The 1953-54 season was Francis’ last. He said he was leaving Rio Grande to support his wife and son. The university said he had been expelled for absences and academic reasons.
Even though his career was only two seasons long, he still holds the N.C.A.A. Division II record for most games with 50 points or more in a career (14) and a season (eight).
Shortly afterward, Francis signed a $12,000 contract to barnstorm with the Harlem Globetrotters on a team called the Boston Whirlwinds. Losing to the Globetrotters twice a day while being separated from his family did not agree with him.
“We’d play two quarters and then be the clowns,” he said. “It was a dog’s life.”
Drafted by the Philadelphia Warriors in 1956, he was asked to play for less money but refused.

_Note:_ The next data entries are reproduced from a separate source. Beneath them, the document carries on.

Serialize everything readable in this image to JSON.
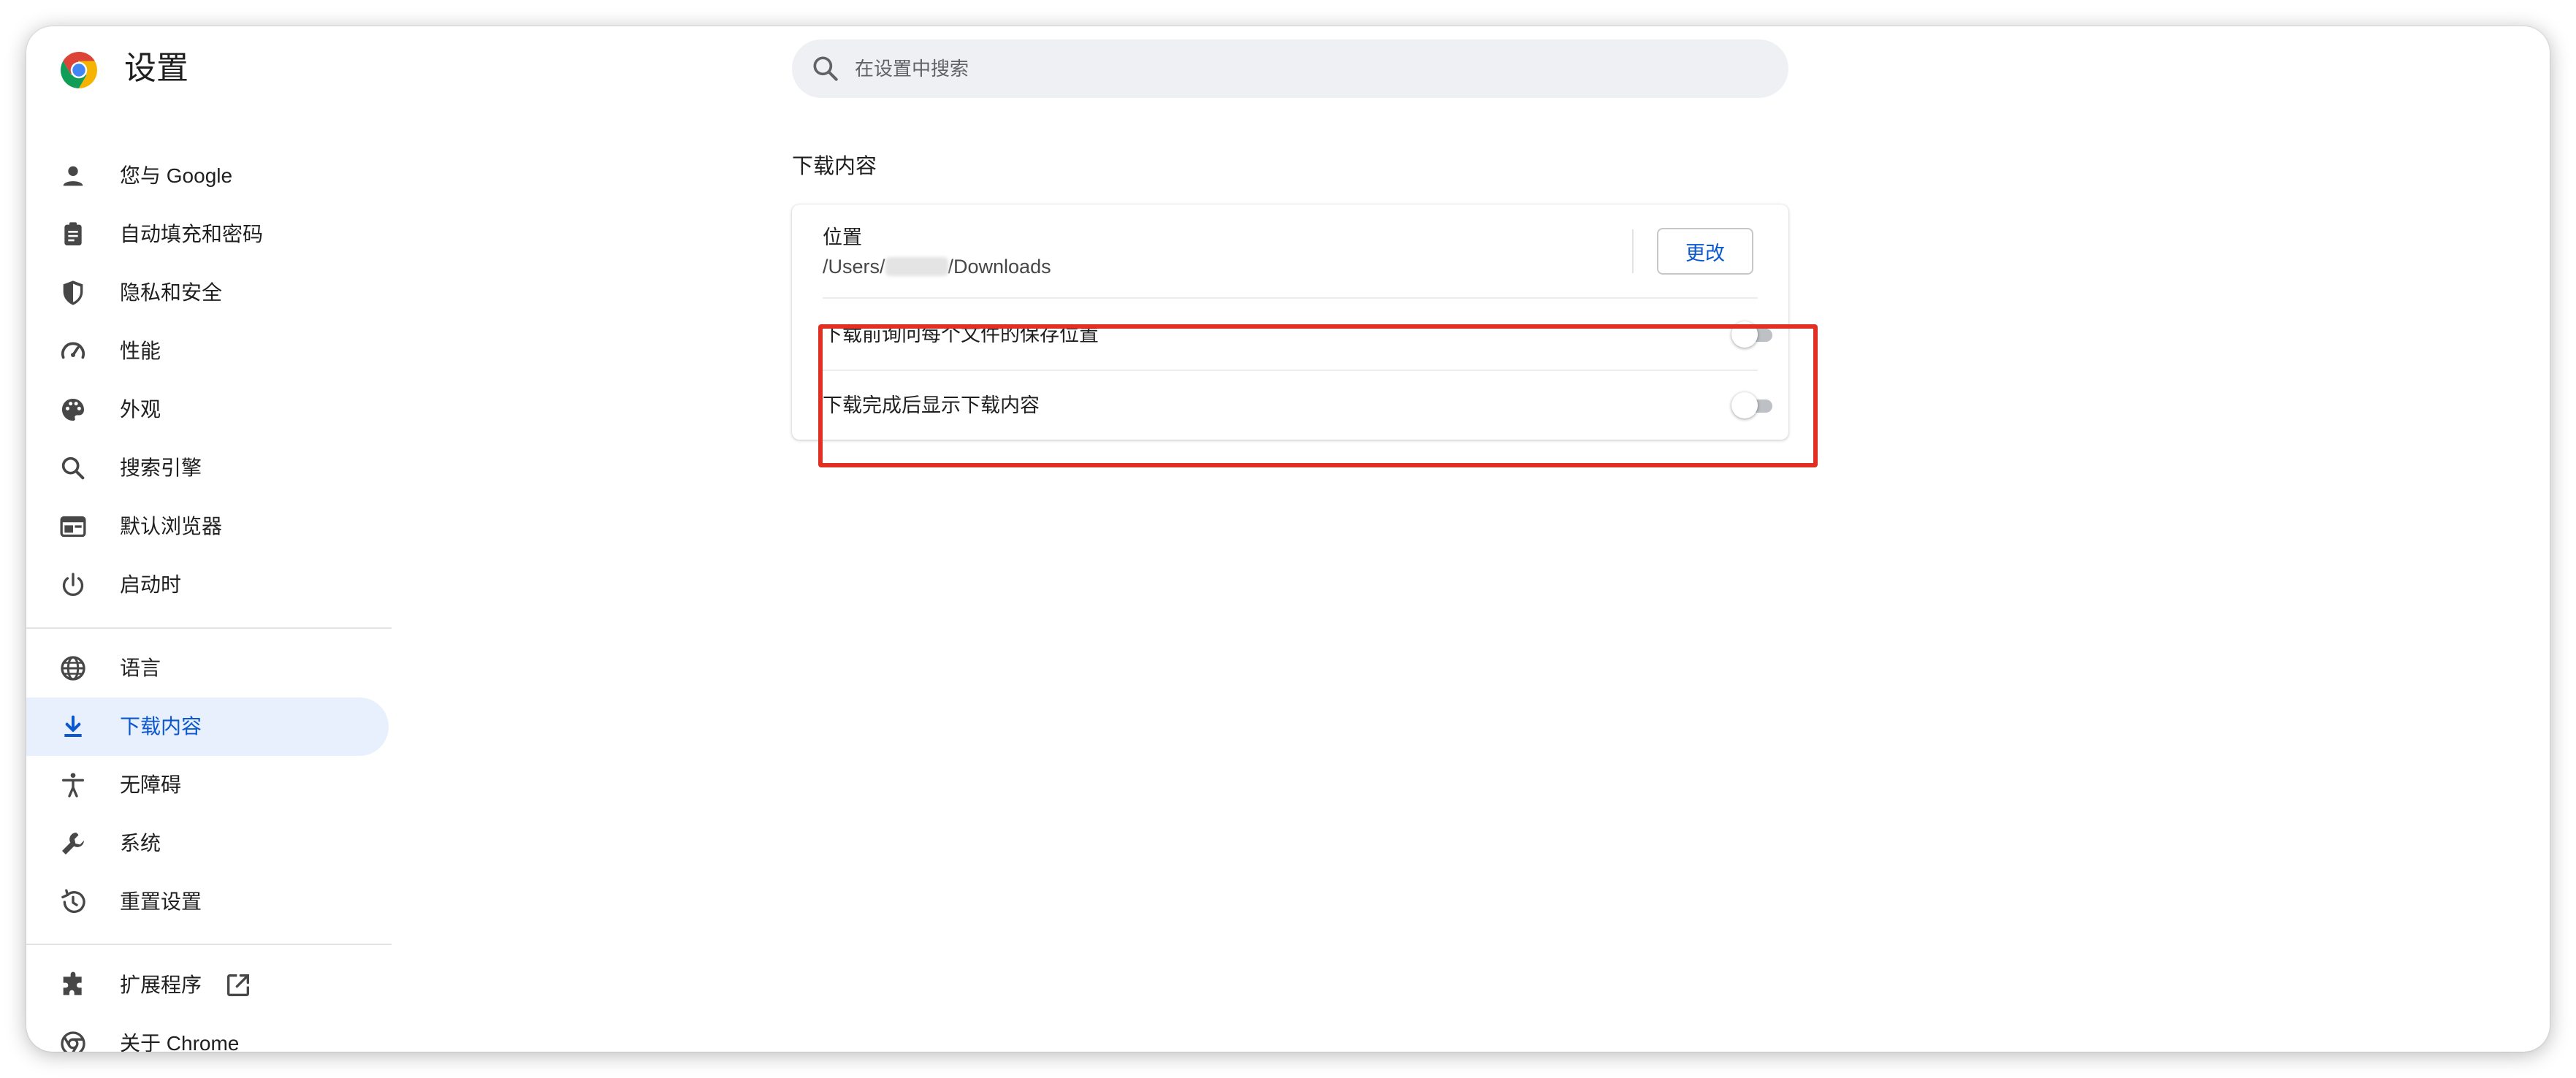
{
  "header": {
    "title": "设置",
    "search_placeholder": "在设置中搜索"
  },
  "sidebar": {
    "items": [
      {
        "label": "您与 Google",
        "icon": "person-icon"
      },
      {
        "label": "自动填充和密码",
        "icon": "clipboard-icon"
      },
      {
        "label": "隐私和安全",
        "icon": "shield-icon"
      },
      {
        "label": "性能",
        "icon": "speedometer-icon"
      },
      {
        "label": "外观",
        "icon": "palette-icon"
      },
      {
        "label": "搜索引擎",
        "icon": "search-icon"
      },
      {
        "label": "默认浏览器",
        "icon": "browser-window-icon"
      },
      {
        "label": "启动时",
        "icon": "power-icon"
      },
      {
        "label": "语言",
        "icon": "globe-icon"
      },
      {
        "label": "下载内容",
        "icon": "download-icon",
        "active": true
      },
      {
        "label": "无障碍",
        "icon": "accessibility-icon"
      },
      {
        "label": "系统",
        "icon": "wrench-icon"
      },
      {
        "label": "重置设置",
        "icon": "history-icon"
      },
      {
        "label": "扩展程序",
        "icon": "puzzle-icon"
      },
      {
        "label": "关于 Chrome",
        "icon": "chrome-icon"
      }
    ]
  },
  "main": {
    "section_title": "下载内容",
    "location": {
      "label": "位置",
      "path_prefix": "/Users/",
      "path_suffix": "/Downloads",
      "change_label": "更改"
    },
    "toggles": [
      {
        "label": "下载前询问每个文件的保存位置",
        "enabled": false
      },
      {
        "label": "下载完成后显示下载内容",
        "enabled": false
      }
    ]
  },
  "colors": {
    "accent": "#0b57d0",
    "active_bg": "#e8f0fe",
    "highlight": "#e03024"
  }
}
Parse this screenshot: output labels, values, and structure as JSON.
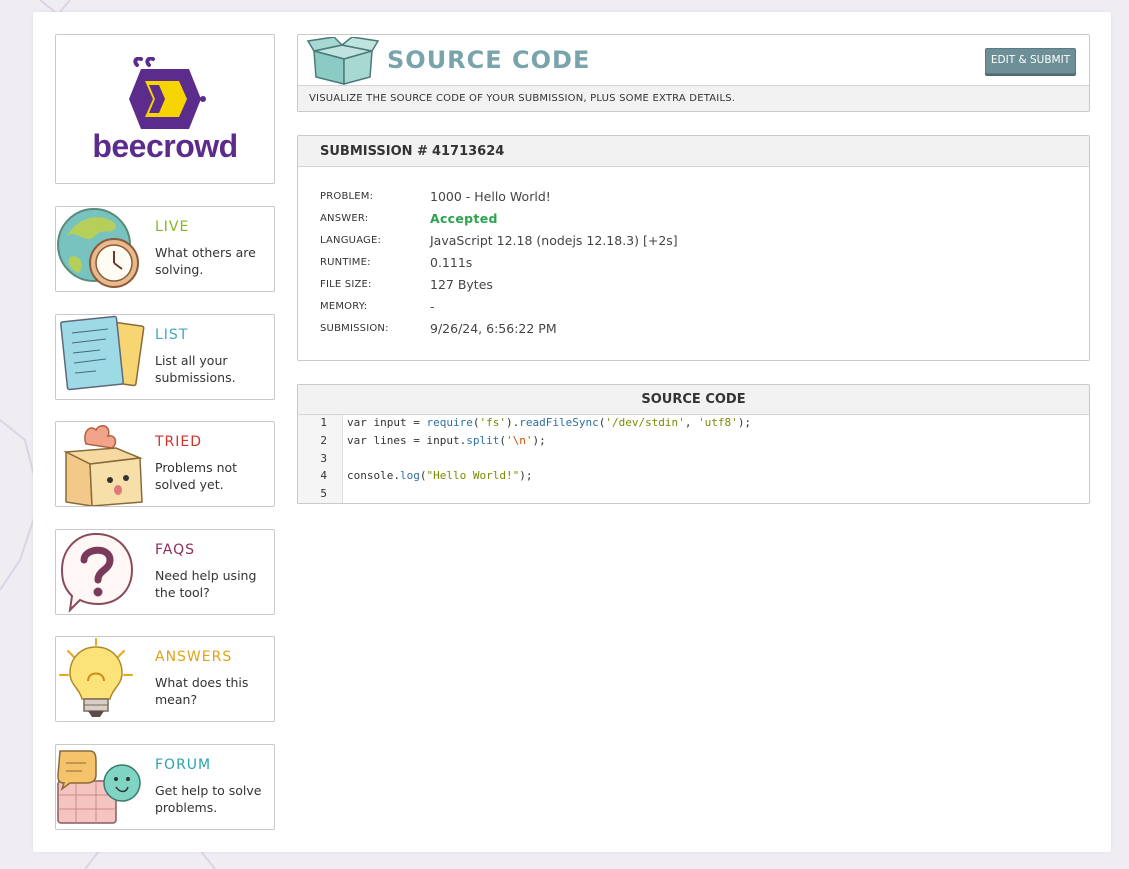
{
  "brand": {
    "name": "beecrowd",
    "color": "#5b2c8c",
    "accent": "#f5d400"
  },
  "nav": [
    {
      "id": "live",
      "title": "LIVE",
      "desc": "What others are solving.",
      "color": "#8ab428",
      "icon": "globe-clock-icon"
    },
    {
      "id": "list",
      "title": "LIST",
      "desc": "List all your submissions.",
      "color": "#43a6c4",
      "icon": "papers-icon"
    },
    {
      "id": "tried",
      "title": "TRIED",
      "desc": "Problems not solved yet.",
      "color": "#d2342a",
      "icon": "box-icon"
    },
    {
      "id": "faqs",
      "title": "FAQS",
      "desc": "Need help using the tool?",
      "color": "#8b2d5a",
      "icon": "question-bubble-icon"
    },
    {
      "id": "answers",
      "title": "ANSWERS",
      "desc": "What does this mean?",
      "color": "#e0a21a",
      "icon": "lightbulb-icon"
    },
    {
      "id": "forum",
      "title": "FORUM",
      "desc": "Get help to solve problems.",
      "color": "#2aa3b0",
      "icon": "chat-bubbles-icon"
    }
  ],
  "header": {
    "title": "SOURCE CODE",
    "button": "EDIT & SUBMIT",
    "subtitle": "VISUALIZE THE SOURCE CODE OF YOUR SUBMISSION, PLUS SOME EXTRA DETAILS."
  },
  "submission": {
    "title_prefix": "SUBMISSION #",
    "id": "41713624",
    "fields": [
      {
        "label": "PROBLEM:",
        "value": "1000 - Hello World!"
      },
      {
        "label": "ANSWER:",
        "value": "Accepted"
      },
      {
        "label": "LANGUAGE:",
        "value": "JavaScript 12.18 (nodejs 12.18.3) [+2s]"
      },
      {
        "label": "RUNTIME:",
        "value": "0.111s"
      },
      {
        "label": "FILE SIZE:",
        "value": "127 Bytes"
      },
      {
        "label": "MEMORY:",
        "value": "-"
      },
      {
        "label": "SUBMISSION:",
        "value": "9/26/24, 6:56:22 PM"
      }
    ]
  },
  "source": {
    "title": "SOURCE CODE",
    "lines": [
      "var input = require('fs').readFileSync('/dev/stdin', 'utf8');",
      "var lines = input.split('\\n');",
      "",
      "console.log(\"Hello World!\");",
      ""
    ]
  }
}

He then played in the Eastern Professional League and the American Basketball League before becoming a shipper for a steel mill in the early 1960s.
“Everything worked out good,” he said. “You can always get another job; you can’t always get another family.”
Clarence Francis was born on Sept. 4, 1932, in Hammondsville, Ohio. His nickname, Bevo, came from his father’s favorite brand of near beer.
Francis married Jean Chrislip while they attended Wellsville High School. He played only one year of varsity basketball under Coach Newt Oliver, scoring 776 points in 25 games, before departing for Rio Grande with Oliver, who had accepted the head coaching job there.
The steel mill where Francis worked closed in 1982, six months before he would have earned a pension.
His survivors include his wife; a son, Frank; a daughter, Marge Grimm; a sister, Norma Williams; and three grandchildren.
Francis’ 113-point record endured until 2012, when Jack Taylor of Grinnell College scored 138 points in a game against Faith Baptist Bible College and Theological Seminary. Contacted by The New York Times, Francis had one question: “Is that a four-year school?”